« Nom de dieu, Ab, t’as bien failli nous ébouillanter ! »

Une fumée brûlante s’était répandue dans la coursive, avait embrasé la gorge et les poumons d’Yzag et des cinq autres sentinelles qui avaient dû se jeter sur le plancher pour pouvoir respirer. Ils étaient restés dans cette position un temps interminable, jusqu’à ce que la vapeur commence à s’estomper. Lorsque Abzalon était sorti du premier sas et avait refermé la porte, ils s’étaient relevés, furieux, prêts à lui planter leur lance dans le ventre, puis ils s’étaient souvenus qu’ils s’en prenaient à un homme qui pouvait leur arracher la tête d’une simple chiquenaude.

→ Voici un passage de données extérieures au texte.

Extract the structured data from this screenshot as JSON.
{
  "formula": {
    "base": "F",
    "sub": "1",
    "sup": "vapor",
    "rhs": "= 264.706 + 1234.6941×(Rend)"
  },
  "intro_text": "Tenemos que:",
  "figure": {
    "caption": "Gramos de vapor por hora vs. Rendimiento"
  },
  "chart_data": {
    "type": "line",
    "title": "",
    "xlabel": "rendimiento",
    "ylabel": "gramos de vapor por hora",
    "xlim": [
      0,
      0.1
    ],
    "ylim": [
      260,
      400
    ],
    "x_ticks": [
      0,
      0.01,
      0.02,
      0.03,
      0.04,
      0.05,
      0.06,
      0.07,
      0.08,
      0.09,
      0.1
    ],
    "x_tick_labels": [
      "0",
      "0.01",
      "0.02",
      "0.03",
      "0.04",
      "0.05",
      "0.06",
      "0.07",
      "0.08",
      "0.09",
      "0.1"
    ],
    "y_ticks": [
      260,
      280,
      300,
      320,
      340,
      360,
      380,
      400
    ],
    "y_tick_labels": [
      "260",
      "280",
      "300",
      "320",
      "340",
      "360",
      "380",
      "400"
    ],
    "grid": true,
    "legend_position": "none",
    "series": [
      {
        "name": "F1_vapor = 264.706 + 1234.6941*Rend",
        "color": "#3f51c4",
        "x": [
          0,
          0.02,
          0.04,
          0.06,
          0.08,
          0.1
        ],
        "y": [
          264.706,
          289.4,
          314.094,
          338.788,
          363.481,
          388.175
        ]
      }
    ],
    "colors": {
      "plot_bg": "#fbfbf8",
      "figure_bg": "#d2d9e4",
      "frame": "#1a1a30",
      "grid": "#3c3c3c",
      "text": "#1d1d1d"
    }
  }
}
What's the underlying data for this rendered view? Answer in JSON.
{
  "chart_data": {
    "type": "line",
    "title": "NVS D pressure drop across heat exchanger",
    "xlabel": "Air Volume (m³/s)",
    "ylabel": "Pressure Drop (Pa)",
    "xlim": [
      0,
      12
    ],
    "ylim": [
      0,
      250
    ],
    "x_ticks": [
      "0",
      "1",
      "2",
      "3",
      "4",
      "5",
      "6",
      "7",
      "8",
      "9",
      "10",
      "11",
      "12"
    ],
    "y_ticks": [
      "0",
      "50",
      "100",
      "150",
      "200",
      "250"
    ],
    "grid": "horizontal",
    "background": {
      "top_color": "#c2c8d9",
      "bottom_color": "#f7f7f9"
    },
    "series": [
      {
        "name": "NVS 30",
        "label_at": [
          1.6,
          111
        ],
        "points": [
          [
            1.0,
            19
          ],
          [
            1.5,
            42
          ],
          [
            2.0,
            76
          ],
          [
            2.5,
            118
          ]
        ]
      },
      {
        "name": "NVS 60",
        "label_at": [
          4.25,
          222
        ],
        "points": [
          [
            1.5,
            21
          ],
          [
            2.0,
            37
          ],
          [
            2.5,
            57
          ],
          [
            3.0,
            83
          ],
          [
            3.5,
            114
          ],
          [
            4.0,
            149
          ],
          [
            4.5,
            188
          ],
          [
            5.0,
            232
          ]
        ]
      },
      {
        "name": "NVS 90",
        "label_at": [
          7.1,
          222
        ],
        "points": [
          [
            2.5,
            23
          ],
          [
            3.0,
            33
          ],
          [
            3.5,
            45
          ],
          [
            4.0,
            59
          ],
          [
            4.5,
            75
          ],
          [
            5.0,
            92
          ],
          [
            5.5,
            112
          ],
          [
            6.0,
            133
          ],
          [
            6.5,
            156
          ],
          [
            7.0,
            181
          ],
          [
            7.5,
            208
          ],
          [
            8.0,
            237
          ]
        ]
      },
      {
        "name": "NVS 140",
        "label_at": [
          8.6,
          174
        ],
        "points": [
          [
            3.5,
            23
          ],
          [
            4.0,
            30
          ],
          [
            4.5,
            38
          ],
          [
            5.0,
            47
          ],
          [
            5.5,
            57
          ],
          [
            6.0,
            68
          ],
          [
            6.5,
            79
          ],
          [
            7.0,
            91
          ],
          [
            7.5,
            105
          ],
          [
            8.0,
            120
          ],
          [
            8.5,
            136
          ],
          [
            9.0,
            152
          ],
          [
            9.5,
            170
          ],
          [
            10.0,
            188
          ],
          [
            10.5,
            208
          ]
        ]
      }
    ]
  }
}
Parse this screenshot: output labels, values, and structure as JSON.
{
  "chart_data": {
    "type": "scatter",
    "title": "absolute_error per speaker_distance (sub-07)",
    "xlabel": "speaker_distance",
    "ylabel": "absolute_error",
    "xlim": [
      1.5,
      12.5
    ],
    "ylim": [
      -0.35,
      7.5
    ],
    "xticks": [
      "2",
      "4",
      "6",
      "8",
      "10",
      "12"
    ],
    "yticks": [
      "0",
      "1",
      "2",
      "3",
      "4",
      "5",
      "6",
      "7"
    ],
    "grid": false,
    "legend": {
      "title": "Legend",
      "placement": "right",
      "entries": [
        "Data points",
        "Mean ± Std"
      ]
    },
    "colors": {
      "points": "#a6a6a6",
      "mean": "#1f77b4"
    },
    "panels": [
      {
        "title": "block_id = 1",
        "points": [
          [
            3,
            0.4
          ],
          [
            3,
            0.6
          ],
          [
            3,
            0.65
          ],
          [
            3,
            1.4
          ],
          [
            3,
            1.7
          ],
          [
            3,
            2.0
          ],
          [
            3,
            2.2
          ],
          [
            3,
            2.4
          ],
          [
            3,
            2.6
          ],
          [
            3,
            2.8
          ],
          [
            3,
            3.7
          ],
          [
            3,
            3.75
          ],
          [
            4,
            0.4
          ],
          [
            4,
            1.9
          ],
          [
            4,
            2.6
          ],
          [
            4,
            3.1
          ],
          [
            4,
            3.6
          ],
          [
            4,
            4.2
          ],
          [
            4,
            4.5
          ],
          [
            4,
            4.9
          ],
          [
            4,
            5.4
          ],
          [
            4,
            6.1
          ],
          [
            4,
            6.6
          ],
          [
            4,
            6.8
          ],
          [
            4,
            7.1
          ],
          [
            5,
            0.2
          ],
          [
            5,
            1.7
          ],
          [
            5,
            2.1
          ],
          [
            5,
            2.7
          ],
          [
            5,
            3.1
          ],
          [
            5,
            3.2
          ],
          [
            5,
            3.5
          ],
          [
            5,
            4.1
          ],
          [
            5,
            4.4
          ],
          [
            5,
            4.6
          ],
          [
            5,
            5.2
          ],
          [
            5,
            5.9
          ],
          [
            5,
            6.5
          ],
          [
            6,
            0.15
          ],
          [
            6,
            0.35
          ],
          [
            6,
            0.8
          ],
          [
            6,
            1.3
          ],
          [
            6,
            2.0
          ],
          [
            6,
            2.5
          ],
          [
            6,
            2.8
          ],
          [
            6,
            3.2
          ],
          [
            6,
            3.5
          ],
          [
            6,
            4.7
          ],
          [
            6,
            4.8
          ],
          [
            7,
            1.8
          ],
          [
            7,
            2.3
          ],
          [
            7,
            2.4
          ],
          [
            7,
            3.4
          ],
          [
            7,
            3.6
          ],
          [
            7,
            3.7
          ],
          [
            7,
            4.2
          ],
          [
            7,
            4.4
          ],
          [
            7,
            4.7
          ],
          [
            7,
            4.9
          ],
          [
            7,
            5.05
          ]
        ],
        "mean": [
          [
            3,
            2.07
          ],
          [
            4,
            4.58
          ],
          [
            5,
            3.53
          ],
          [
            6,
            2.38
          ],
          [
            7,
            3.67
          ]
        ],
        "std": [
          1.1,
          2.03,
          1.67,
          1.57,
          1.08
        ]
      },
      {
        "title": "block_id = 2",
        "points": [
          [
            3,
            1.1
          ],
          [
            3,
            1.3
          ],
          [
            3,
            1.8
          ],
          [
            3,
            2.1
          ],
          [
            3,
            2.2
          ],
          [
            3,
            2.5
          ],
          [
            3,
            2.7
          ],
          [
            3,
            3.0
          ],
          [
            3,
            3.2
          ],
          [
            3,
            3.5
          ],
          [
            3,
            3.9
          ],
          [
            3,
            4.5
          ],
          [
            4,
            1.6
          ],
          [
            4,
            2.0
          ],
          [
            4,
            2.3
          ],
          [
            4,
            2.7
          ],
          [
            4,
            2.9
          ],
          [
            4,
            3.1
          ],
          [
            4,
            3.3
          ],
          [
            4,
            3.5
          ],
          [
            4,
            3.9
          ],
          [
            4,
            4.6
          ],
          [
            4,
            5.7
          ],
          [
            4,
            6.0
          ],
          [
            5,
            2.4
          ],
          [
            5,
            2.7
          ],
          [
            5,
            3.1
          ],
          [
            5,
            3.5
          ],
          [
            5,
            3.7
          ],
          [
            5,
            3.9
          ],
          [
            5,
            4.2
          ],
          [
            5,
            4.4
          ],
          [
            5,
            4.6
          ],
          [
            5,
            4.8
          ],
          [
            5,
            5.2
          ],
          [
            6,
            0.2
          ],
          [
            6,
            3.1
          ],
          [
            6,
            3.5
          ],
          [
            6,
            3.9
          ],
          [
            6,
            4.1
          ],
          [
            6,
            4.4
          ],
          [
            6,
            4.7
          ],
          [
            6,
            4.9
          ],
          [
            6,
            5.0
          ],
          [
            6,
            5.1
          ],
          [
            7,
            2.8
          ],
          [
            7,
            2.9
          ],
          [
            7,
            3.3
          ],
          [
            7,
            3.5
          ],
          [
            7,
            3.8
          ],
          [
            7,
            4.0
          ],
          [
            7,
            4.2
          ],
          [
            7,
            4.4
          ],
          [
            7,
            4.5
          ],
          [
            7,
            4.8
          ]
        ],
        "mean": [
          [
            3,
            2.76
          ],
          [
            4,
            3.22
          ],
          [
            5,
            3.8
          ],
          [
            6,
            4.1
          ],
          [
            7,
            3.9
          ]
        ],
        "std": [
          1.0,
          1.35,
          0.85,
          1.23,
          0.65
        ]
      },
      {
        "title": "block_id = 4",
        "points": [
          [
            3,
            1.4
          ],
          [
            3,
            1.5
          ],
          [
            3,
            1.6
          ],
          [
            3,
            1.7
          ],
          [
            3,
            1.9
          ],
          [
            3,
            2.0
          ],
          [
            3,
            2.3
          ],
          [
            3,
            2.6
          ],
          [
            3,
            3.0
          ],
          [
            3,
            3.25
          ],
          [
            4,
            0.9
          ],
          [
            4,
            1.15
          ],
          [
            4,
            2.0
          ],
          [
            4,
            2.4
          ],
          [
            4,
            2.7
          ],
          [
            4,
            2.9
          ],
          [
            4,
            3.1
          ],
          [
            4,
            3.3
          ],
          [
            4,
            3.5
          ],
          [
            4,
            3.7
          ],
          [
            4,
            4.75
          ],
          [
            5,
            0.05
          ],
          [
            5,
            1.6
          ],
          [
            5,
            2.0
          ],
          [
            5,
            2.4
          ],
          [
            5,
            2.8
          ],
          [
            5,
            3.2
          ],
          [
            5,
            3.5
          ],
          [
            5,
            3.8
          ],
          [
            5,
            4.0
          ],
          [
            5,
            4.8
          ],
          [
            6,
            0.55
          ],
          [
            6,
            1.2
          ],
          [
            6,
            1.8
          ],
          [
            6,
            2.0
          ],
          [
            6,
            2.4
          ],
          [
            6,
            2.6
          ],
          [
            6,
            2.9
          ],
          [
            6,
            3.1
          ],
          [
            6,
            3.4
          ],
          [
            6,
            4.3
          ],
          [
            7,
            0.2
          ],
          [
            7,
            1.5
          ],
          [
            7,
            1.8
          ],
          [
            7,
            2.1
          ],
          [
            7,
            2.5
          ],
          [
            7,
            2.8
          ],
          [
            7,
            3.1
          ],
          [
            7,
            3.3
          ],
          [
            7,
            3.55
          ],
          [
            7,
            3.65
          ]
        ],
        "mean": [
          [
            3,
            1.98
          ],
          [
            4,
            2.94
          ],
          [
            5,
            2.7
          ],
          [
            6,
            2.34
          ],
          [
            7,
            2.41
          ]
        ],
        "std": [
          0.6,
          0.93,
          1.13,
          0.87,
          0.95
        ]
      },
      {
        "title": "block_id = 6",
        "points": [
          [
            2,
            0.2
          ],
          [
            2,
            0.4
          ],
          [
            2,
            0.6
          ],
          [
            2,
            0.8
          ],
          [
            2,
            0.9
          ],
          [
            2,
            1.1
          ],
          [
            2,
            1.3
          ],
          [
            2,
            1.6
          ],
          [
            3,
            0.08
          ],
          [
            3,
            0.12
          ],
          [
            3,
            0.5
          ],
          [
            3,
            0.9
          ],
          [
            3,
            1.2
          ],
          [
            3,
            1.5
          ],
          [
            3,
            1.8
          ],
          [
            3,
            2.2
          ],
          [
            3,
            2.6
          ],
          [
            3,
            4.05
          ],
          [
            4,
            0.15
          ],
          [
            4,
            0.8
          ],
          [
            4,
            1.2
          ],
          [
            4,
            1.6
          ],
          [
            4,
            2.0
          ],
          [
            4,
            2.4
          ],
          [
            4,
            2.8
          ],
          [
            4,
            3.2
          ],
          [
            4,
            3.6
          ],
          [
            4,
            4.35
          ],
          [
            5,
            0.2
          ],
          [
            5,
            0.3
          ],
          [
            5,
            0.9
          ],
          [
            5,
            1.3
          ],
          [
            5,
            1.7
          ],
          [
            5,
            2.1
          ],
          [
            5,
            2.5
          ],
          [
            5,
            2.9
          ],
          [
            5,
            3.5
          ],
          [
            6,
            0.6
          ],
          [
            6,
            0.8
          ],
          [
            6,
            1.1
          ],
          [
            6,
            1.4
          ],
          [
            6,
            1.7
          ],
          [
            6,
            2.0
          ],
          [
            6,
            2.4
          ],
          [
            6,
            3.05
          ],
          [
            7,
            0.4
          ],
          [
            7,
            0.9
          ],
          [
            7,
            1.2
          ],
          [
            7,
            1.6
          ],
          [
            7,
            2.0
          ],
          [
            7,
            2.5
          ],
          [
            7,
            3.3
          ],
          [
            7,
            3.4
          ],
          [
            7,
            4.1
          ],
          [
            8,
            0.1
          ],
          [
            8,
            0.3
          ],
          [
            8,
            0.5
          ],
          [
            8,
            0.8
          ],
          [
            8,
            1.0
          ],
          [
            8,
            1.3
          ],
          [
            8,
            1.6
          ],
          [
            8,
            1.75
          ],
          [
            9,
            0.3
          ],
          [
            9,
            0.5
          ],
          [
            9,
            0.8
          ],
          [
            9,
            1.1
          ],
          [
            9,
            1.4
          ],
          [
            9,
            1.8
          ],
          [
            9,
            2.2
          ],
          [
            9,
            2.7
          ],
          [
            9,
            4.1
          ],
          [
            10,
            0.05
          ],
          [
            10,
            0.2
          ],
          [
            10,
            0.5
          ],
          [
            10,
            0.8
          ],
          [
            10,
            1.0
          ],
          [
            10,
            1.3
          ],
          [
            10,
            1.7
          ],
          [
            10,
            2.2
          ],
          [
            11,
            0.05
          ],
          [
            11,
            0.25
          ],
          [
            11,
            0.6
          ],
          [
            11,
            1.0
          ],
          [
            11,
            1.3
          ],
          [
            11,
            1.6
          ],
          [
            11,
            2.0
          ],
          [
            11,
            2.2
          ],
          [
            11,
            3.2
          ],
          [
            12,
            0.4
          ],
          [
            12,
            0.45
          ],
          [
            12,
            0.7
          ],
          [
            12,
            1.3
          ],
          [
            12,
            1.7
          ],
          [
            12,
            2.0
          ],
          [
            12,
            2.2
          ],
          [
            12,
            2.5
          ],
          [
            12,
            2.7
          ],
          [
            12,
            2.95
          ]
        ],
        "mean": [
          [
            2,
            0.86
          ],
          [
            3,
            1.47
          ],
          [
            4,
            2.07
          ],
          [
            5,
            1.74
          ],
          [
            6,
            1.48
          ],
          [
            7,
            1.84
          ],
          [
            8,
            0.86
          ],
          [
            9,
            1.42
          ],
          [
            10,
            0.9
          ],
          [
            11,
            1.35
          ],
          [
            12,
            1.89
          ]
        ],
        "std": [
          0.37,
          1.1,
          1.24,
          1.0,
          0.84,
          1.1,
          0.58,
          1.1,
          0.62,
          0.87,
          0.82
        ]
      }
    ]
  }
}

« Excusez-moi, les gars », avait-il marmonné après avoir retiré sa combinaison.

Ils s’étaient lancé des regards étonnés : Abzalon n’avait pas pour habitude de présenter des excuses, ou alors avec ses poings. Ils n’auraient pas réussi à décrire exactement ce qui avait changé dans ses traits, dans son attitude, mais ils s’apercevaient qu’une lumière nouvelle, à la fois discrète et puissante, éclairait ses gros yeux.

« Ça va, mais referme les portes la prochaine fois, avait grommelé Yzag. C’est qu’on n’avait pas de combinaison, nous autres.

— Vous avez entendu ce qu’a dit Kraer : fallait pas laisser pourrir le cadavre du Taiseur dans la coursive. »

Ils avaient repris leur poste devant les portes des sas. Le silence était retombé, morne, troublé par des grincements ou de lointains éclats de voix.

Quatre ampoules grillèrent à quelques secondes d’intervalle et plongèrent la coursive dans une demi-obscurité qui se resserrait autour des halos de lumière. De temps à autre, Yzag épiait Abzalon assis contre la cloison, figé, le regard tourné vers l’intérieur. À Dœq, il avait systématiquement tourné les talons lorsqu’il avait vu sa grande carcasse se profiler dans les couloirs. Le monstre qui lui avait infligé ses plus grandes trouilles lui paraissait à présent aussi doux et inoffensif qu’un petit animal. Pourtant, l’idée ne venait pas à Yzag d’en profiter, de régler ses comptes, de venger ses amis qui avaient été détruits par les marteaux de ses poings. La solitude, le recueillement d’Abzalon lui inspiraient davantage de respect que sa brutalité. Lui-même avait massacré toute une famille afin de la déposséder de son puits d’eau tiède, et il n’avait plus jamais goûté ce silence intérieur, cette paix qui baignait le désert du continent Nord et qui enveloppait le grand Ab comme une ombre bienveillante. Yzag se promit de lui en toucher deux mots quand il aurait décidé de sortir de son silence et de revenir parmi les hommes.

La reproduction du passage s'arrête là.